Air travel is terrible. In part because the airlines have continually shrunk seat size over the past four decades in an attempt to maximize the total number of people who can fit on a plane and, in turn, the amount of tickets they can sell. The reason the airlines could do this, of course, was that there was no law to stop them.
That changed in 2018, when both the House and Senate passed a bill that was signed into law by Donald Trump. In an increasingly partisan world, it appeared politicians across the spectrum could agree on something: that airplane seats couldn’t get any smaller. “It passed with a very, very strong, big, bipartisan vote,” recounted U.S. Senator Sheldon Whitehouse (D-Rhode Island), at a recent press conference. “We had to get it effectively in by unanimous consent.”

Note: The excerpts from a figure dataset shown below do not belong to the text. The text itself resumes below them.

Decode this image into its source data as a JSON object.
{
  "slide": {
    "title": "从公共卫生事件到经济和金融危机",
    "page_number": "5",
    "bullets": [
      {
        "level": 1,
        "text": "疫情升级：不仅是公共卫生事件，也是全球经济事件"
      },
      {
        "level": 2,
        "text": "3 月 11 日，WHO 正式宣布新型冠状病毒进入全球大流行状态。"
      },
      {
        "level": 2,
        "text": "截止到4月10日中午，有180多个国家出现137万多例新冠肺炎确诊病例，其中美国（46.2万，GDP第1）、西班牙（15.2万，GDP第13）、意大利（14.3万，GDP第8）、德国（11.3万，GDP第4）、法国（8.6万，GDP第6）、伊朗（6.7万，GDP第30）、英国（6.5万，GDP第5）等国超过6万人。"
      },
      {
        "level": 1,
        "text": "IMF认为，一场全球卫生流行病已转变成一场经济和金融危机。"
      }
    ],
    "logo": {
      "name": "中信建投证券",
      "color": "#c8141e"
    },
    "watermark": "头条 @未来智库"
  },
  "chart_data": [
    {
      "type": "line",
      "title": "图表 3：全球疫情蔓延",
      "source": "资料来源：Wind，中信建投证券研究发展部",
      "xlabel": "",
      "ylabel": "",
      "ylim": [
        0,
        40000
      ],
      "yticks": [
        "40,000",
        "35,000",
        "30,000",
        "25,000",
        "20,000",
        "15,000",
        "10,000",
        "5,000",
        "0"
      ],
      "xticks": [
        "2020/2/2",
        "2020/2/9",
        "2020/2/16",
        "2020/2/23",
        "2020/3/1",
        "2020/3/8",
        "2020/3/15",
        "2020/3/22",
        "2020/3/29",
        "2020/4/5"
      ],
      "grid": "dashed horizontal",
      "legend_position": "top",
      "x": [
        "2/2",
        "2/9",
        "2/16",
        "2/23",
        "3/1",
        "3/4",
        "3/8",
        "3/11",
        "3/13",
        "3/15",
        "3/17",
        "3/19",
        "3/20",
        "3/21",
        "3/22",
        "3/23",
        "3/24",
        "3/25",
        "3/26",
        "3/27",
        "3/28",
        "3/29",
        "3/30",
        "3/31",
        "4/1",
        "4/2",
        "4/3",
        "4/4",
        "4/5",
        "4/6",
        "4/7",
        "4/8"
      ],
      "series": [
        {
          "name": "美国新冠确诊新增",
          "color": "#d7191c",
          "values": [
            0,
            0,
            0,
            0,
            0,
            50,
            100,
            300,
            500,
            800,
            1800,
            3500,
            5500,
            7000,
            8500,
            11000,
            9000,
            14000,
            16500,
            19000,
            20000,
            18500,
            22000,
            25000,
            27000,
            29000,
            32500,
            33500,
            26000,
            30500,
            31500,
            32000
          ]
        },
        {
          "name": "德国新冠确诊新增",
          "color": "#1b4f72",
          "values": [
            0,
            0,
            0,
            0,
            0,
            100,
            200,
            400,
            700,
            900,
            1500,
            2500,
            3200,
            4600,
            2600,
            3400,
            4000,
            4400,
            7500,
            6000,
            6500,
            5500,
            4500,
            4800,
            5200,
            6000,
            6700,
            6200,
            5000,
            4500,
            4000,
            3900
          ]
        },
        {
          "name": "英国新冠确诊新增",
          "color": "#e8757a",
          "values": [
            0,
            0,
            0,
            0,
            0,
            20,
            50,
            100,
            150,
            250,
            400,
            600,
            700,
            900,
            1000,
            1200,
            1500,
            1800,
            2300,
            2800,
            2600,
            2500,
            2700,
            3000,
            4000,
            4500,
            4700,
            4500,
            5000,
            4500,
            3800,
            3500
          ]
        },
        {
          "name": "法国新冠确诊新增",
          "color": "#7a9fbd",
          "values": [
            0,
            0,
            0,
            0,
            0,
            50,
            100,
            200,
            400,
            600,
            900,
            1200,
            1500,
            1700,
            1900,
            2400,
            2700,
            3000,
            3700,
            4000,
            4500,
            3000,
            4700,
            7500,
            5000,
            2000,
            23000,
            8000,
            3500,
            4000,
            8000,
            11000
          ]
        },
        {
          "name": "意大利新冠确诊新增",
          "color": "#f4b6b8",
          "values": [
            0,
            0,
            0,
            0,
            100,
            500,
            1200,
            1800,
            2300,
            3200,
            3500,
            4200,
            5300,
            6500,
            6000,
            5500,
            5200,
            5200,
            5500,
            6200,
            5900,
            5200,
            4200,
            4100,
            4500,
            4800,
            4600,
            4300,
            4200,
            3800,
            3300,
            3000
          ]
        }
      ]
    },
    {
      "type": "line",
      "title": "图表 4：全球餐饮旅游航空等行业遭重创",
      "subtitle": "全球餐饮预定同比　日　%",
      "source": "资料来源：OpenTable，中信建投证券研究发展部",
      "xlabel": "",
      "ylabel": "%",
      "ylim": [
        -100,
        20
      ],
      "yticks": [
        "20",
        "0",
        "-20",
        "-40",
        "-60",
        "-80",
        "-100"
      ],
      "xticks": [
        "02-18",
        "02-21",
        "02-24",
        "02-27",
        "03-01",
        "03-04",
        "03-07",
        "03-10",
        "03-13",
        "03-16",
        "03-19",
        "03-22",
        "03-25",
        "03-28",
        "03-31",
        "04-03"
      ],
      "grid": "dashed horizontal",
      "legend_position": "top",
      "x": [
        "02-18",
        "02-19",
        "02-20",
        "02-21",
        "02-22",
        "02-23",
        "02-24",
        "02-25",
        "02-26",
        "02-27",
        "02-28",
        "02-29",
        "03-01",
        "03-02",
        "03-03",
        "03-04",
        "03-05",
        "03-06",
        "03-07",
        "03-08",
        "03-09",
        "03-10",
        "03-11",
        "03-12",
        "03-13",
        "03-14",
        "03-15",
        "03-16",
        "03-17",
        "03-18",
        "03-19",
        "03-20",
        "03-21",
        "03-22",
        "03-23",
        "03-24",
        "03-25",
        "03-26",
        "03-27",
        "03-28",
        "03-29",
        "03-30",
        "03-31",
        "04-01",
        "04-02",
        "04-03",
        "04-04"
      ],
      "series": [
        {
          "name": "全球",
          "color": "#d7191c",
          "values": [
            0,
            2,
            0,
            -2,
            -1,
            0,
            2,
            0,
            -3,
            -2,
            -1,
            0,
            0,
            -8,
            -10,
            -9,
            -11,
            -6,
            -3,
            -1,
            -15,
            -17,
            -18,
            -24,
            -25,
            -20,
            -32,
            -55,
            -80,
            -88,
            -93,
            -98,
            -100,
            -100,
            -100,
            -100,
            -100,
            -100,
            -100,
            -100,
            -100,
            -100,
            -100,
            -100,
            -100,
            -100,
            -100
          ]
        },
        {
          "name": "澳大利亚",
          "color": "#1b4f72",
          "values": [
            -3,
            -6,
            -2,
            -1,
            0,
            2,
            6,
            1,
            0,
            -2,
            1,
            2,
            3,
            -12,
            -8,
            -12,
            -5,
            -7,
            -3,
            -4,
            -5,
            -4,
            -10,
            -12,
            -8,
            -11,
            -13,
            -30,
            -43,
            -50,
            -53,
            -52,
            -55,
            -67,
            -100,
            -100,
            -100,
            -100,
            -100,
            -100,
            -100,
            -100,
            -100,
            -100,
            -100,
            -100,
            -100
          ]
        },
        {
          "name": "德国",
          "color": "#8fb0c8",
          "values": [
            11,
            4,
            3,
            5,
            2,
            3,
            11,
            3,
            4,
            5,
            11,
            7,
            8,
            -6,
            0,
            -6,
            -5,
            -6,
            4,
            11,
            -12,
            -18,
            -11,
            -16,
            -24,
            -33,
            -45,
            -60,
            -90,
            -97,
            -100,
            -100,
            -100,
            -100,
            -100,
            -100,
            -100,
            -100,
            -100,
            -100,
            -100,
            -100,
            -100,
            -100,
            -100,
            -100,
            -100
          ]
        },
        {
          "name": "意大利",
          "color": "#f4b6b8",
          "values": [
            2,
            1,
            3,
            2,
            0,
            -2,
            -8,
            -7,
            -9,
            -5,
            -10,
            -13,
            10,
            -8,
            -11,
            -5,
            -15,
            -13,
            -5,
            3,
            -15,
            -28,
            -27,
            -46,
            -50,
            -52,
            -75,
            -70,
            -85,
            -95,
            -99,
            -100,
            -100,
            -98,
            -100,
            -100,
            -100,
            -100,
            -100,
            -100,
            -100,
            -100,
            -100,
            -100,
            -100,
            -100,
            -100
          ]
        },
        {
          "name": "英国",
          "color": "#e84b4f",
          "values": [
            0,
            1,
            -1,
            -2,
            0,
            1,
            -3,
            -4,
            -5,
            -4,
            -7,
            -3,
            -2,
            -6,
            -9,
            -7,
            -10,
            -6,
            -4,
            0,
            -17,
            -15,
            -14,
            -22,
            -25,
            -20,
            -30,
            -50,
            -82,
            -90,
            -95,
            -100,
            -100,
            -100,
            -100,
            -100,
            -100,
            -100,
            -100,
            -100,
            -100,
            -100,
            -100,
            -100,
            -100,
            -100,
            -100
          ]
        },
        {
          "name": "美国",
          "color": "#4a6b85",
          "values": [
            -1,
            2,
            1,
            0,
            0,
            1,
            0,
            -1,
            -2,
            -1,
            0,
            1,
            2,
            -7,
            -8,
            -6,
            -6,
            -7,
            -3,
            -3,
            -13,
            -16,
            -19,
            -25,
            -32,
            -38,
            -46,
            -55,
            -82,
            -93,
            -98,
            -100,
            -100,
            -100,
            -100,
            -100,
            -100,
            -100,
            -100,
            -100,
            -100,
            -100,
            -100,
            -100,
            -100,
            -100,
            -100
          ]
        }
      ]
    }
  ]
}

The law, called the Seat Egress in Air Travel (SEAT) Act, required the FAA to set a safe, minimum viable seat length, width, and pitch for all U.S. airlines. Or it was supposed to. Senator Whitehouse and fellow politicians are complaining that the FAA is dragging its feet in solidifying these standards. Working with fellow Senators Richard Blumenhall (D-Connecticut) and Edward Markey (D-Massachusetts), Whitehouse wrote a letter to the FAA in late April pointing out that seven months had passed without action from the FAA on regulating seat size minimums.
This week, Whitehouse joined U.S. Reps. Jim Langevin and David Cicilline (D-Rhode Island) to host a press conference where they voiced their concerns that the FAA has not acted to establish these standards, despite the rapidly approaching October deadline established by the SEAT Act in 2018. Given that it’s not October yet, the FAA still has time to make a decision on seat sizes. Yet the politicians made a convincing plea nonetheless, urging the FAA to run full safety studies, complete with computer simulations and human subjects, to test how seat size affects disembarkment from planes in the modern era to ensure safe evacuation during emergencies.
As the senators pointed out in their letter in April, the last studies on plane evacuation were performed in 1990 when seats were inches larger by every proportion. Meanwhile, obesity rates have grown. Planes are supposed to be evacuable in 90 seconds during emergencies according to the FAA, and seat standards are key to enabling fast egress. So far, the group of politicians hasn’t addressed the elephant in the room: That the FAA is reportedly notoriously influenced by the interests of airlines, when it should be making seat size decisions based upon objective science and safety for citizens rather than corporate interests.
When Fast Company reached out to the FAA for comment, they offered this statement:
The FAA Reauthorization Act of 2018 requires the agency to issue regulations to establish minimum dimensions for airplane seat width, length, and pitch that are necessary for the safety of passengers. Later this year, the FAA plans to conduct evacuation testing to determine what, if any, regulatory changes are necessary to implement the requirement. The testing will take place at the FAA’s Civil Aerospace Medical Institute in Oklahoma.
The FAA did commit to some level of testing, but it did not address meeting the October deadline for determining a humane and safe seat size as a new standard. “For years the FAA has refused to regulate airline seats,” said Cicilline this week. “We’re all looking forward to the FAA making a decision.”